Я выбежал к набережной, которую захлестывали мокрые черные волны. И мне показалось, что я только что из них вынырнул и что ливень немного газированный, с признаками Святого Духа, потому что жить стало куда как легче. И вот я благодарил дона Хасима, так я сейчас вспоминаю. Без его участия уже валялся бы в сыром овраге с пулей в голове, и душа моя скорбно витала бы рядом, не понимая, растерявшись, куда ей дальше.
Но удивительное это то, что вот еще скажу, какая мысль сверкнула в моем тогдашнем существе. Она была так уместна, как лимон к текиле. Может, подумал я, Святой Дух воплотился в доне Хасиме. Сошел в виде молотка по голове. Была такая мысль, четкая и ясная, как пуля. Чего отказываться? Наш хозяин дон Хасим. У него власть. И все ему чем-то да обязаны. Его порядки, его правила.
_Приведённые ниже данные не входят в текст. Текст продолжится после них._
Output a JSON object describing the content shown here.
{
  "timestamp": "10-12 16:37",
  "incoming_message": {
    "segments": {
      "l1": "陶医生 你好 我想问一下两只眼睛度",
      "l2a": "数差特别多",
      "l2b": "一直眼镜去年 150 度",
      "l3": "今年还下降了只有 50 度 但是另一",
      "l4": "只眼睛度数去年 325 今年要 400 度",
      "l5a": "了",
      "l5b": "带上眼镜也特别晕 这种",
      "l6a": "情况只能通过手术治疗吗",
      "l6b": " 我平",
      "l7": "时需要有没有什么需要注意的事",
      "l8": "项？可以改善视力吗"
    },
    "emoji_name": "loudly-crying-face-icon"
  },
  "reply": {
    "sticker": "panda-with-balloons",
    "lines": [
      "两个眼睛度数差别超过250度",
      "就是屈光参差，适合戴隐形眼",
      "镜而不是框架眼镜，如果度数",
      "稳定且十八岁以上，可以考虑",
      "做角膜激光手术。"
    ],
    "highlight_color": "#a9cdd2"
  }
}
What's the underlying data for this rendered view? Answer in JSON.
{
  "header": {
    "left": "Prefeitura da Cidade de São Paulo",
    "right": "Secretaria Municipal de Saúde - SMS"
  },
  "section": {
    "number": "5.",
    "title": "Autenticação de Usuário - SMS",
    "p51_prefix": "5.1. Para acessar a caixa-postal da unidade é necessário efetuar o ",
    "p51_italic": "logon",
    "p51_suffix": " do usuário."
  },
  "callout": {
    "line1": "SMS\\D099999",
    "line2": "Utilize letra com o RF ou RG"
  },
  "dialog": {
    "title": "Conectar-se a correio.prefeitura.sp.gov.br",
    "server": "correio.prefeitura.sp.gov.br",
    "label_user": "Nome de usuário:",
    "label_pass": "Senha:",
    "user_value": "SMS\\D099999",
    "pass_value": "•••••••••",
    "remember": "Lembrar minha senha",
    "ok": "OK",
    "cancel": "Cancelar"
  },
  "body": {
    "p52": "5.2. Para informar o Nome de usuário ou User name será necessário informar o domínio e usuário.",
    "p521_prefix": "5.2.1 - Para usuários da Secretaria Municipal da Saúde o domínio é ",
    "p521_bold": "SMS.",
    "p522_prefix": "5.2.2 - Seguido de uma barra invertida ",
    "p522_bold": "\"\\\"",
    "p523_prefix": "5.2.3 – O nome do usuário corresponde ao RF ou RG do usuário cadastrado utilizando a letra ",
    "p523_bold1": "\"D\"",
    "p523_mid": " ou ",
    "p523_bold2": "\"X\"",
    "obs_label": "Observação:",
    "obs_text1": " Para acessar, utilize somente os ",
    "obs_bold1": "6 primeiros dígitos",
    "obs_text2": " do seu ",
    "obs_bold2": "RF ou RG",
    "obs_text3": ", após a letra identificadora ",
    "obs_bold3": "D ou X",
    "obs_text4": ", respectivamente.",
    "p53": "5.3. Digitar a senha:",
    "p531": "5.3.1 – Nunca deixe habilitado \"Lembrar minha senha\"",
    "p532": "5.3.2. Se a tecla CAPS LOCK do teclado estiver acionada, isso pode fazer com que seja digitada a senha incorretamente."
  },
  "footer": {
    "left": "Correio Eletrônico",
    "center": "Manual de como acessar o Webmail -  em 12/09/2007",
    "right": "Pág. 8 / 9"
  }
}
Большинство наших вроде ни в чем этом не участвует, но во всем этом живет… Остров-то маленький. Говори ни говори, а и без того все слышно.
Помню, что услыхал я от падре Себастьяна, которого подвозил на трицикло, потому что в то время у него украли велосипед. «Не так важны поступки, видимые в этой жизни, – вроде сам себя утешал падре Себастьян. – Не так, что ты сделал перед людьми. А значительней, сколько дух твой претерпел перед Отцом нашим, изменился ли к лучшему. А об этом только Сеньор знает. Вот простил разбойника за одно только движение духа его. Потому, как же нам возможно судить ближнего? По Ветхому судим, а Новому не следуем».
Так и подвез я падре Себастьяна к каменной стене, за которой дом дона Хасима. А что там, как там, не знаю, не могу сказать.
Корабль забвения
Он бесстрашен, дон Томас Фернандо Диас, как человек, поверивший, что ничего страшного в этой жизни нет.
С телом ему не очень жалко расставаться, такое оно высохшее, вроде сходящее на нет – легко и безболезненно отстричь, как прядь волос или ноготь. Беглым взглядом не отделить дона Томаса от пальмового ствола, под которым он сидит. Впрочем, слышен его голос на закате, сливающийся с шорохом моря, тихо и осторожно перебирающего белые песчинки. Похоже, и сам дон Томас перебирает песчинки.
Весь берег перед ним напоминал огромные песочные часы, и ему виделась уже воронка, в которую утекает все из этого мира. В зыбучести песчаной исчезали пальмы, прибрежные дома, окраины моря, какие-то баркасы с рыбаками, яхты и старые галеоны. Только один бригантин ходил из стороны в сторону, не поддаваясь. И небо оставалось непоколебимым, но все же опустошенным, потому что теряло кое-какие звезды.
– Я не понимал, что такое остров, – говорил дон Томас, покуда закат еще не утянуло в песок. – Моя любимая учительница, которая сказала, что я рожден, чтобы петь, показывала наш остров Чаак на карте. Да, он очень маленький и кругом вода. Но я, как сейчас помню, садился на велосипед и ехал куда хотел. Лучше сказать, я добирался до города Мерида или до Кампече, или до Пачуки, которые, если судить по плоской карте или по круглому глобусу, – за морем. Чаще всего я ездил в Тулум и в столицу нашего штата Четумаль, там были русские горки, чертово колесо и кукуруза на палочках, посыпанная красным перцем.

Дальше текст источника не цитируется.